# How Much Pressure In Full Co2 Bottle?



## Filby (5/2/11)

Hi

I just picked up a swan-n-go CO2 bottle (2.6kg). Got it home and chucked it back on the regulator and the contents gauge is only reading just above the red low section. Does anyone know what the pressure should be on a full bottle?


Cheers

Fil


----------



## razz (5/2/11)

Depends on the ambient temperature Fil, the warmer our weather gets the higher the gauge will read.
Edit.
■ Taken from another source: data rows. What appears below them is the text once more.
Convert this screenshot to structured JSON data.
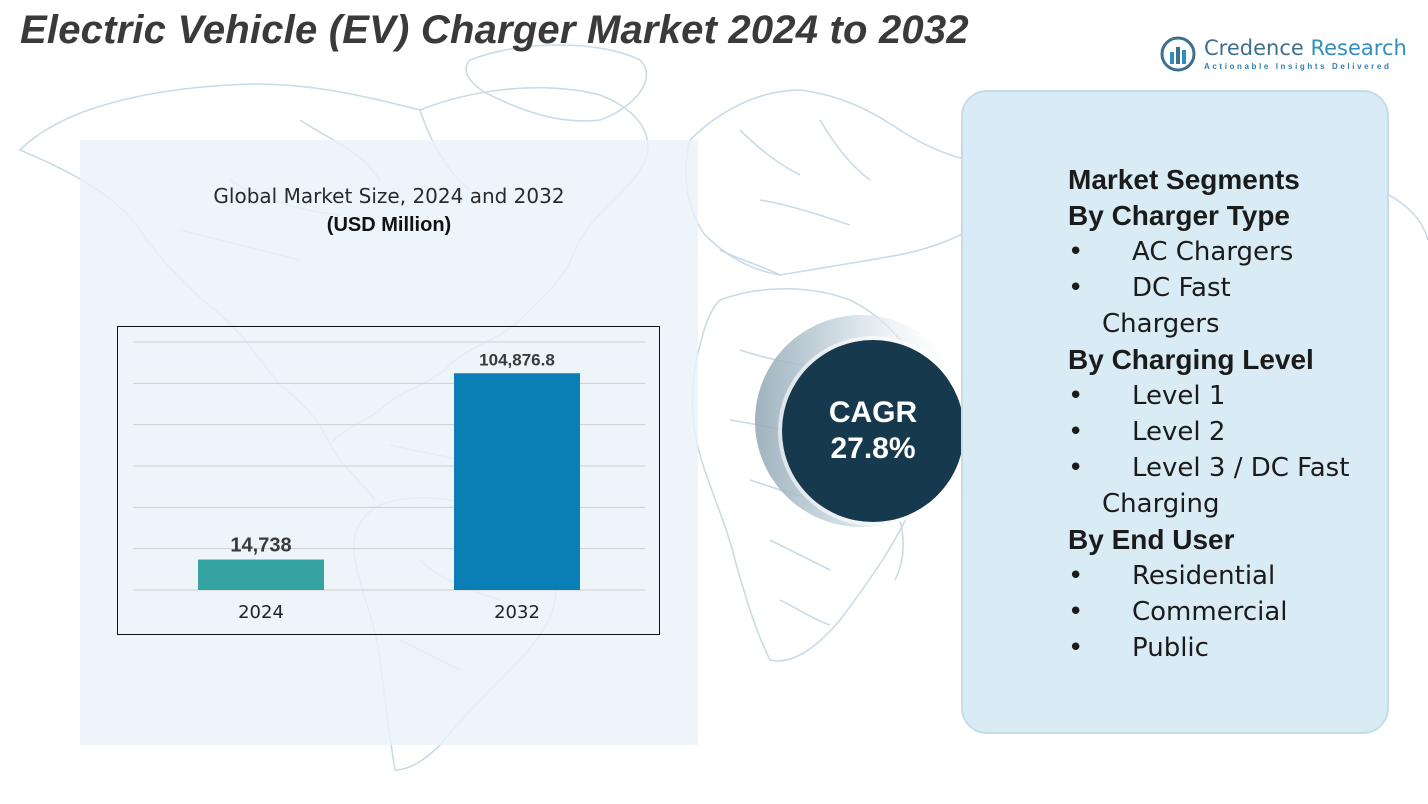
{
  "title": "Electric Vehicle (EV) Charger Market 2024 to 2032",
  "logo": {
    "name_part1": "Credence",
    "name_part2": "Research",
    "tagline": "Actionable Insights Delivered",
    "icon": "credence-bars-icon"
  },
  "colors": {
    "title": "#3a3a3a",
    "bar_2024": "#34a3a1",
    "bar_2032": "#0a7fb5",
    "cagr_circle": "#17394d",
    "segment_panel": "#d9ebf5",
    "map_lines": "#c9dbe6"
  },
  "chart_data": {
    "type": "bar",
    "title": "Global Market Size, 2024 and 2032",
    "unit_label": "(USD Million)",
    "categories": [
      "2024",
      "2032"
    ],
    "values": [
      14738,
      104876.8
    ],
    "value_labels": [
      "14,738",
      "104,876.8"
    ],
    "ylim": [
      0,
      120000
    ],
    "grid": true,
    "colors": [
      "#34a3a1",
      "#0a7fb5"
    ]
  },
  "cagr": {
    "label": "CAGR",
    "value": "27.8%"
  },
  "segments": {
    "heading": "Market Segments",
    "groups": [
      {
        "title": "By Charger Type",
        "items": [
          {
            "line1": "AC Chargers",
            "line2": ""
          },
          {
            "line1": "DC Fast",
            "line2": "Chargers"
          }
        ]
      },
      {
        "title": "By Charging Level",
        "items": [
          {
            "line1": "Level 1",
            "line2": ""
          },
          {
            "line1": "Level 2",
            "line2": ""
          },
          {
            "line1": "Level 3 / DC Fast",
            "line2": "Charging"
          }
        ]
      },
      {
        "title": "By End User",
        "items": [
          {
            "line1": "Residential",
            "line2": ""
          },
          {
            "line1": "Commercial",
            "line2": ""
          },
          {
            "line1": "Public",
            "line2": ""
          }
        ]
      }
    ]
  }
}
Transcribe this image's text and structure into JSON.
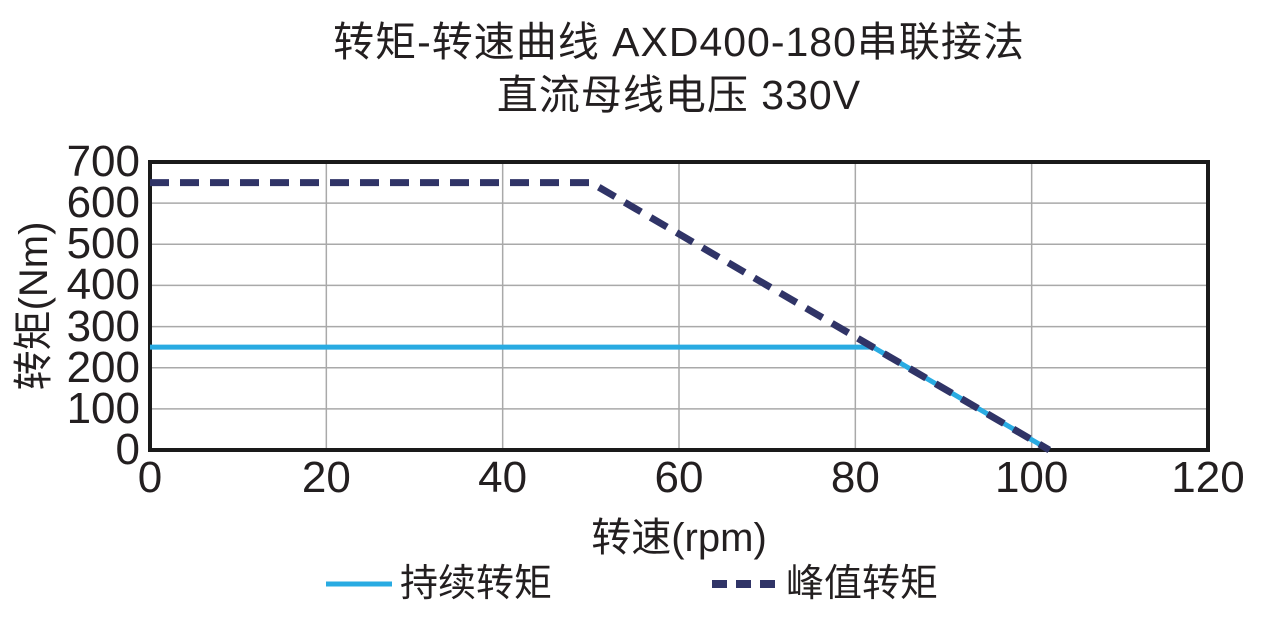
{
  "page": {
    "background": "#ffffff",
    "text_color": "#231f20"
  },
  "chart_data": {
    "type": "line",
    "title": "转矩-转速曲线 AXD400-180串联接法",
    "subtitle": "直流母线电压 330V",
    "xlabel": "转速(rpm)",
    "ylabel": "转矩(Nm)",
    "xlim": [
      0,
      120
    ],
    "ylim": [
      0,
      700
    ],
    "xticks": [
      0,
      20,
      40,
      60,
      80,
      100,
      120
    ],
    "yticks": [
      0,
      100,
      200,
      300,
      400,
      500,
      600,
      700
    ],
    "grid": true,
    "grid_color": "#a9a9a9",
    "axis_color": "#1a1a1a",
    "legend_position": "bottom",
    "series": [
      {
        "key": "continuous-torque",
        "name": "持续转矩",
        "style": "solid",
        "color": "#29abe2",
        "line_width": 5,
        "points": [
          [
            0,
            250
          ],
          [
            82,
            250
          ],
          [
            102,
            0
          ]
        ]
      },
      {
        "key": "peak-torque",
        "name": "峰值转矩",
        "style": "dashed",
        "color": "#303467",
        "line_width": 7,
        "points": [
          [
            0,
            650
          ],
          [
            50,
            650
          ],
          [
            102,
            0
          ]
        ]
      }
    ]
  }
}
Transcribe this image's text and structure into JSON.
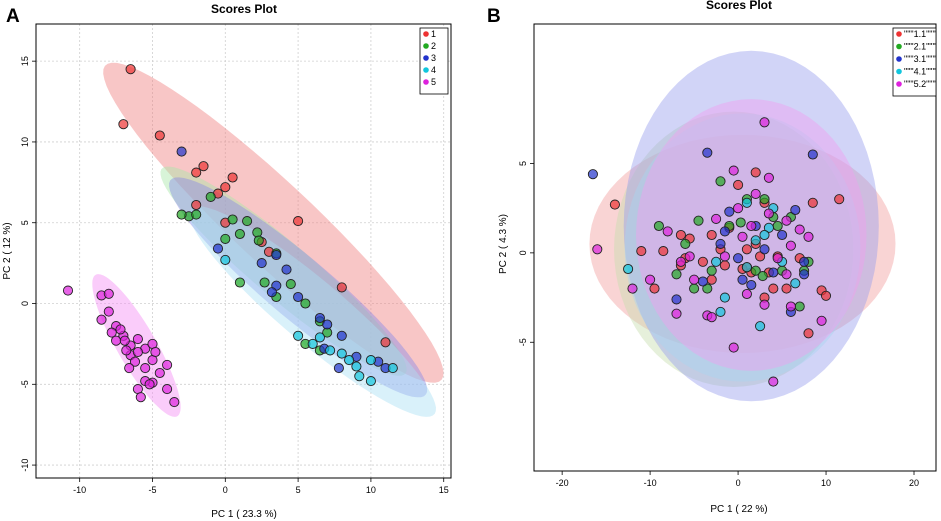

My cylinder gauge is reading 55 bar @ 25 degrees ambient temp.


----------



## Shifter (5/2/11)

Mine is pretty new, and reads about 59 Bar at 21 Deg C, thats CO2 bottle temp. (2.64 kg bottle).


----------



## bradsbrew (5/2/11)

You would probably get a better indication if you weighed it. the bottle should have an empty weight stamped on it.

Cheers


----------



## dent (5/2/11)

Since the CO2 is liquified, the pressure isn't going to change until there is no liquid left. As you use it up, the CO2 will boil off inside the tank to maintain the same pressure. So the pressure gauge isn't much use until the cylinder is almost empty.


----------



## seemax (5/2/11)

Pretty good explanation here including a PV diagram.

In the right conditions a filled bottle is a lethal weapon!

http://www.teamonslaught.fsnet.co.uk/co2_info.htm


----------



## Filby (6/2/11)

Ah cheers guys

Yer its reading 70bar. Im used to dealing with working pressures of 300bar so seeing 70 normally means your almost empty 

Fil


----------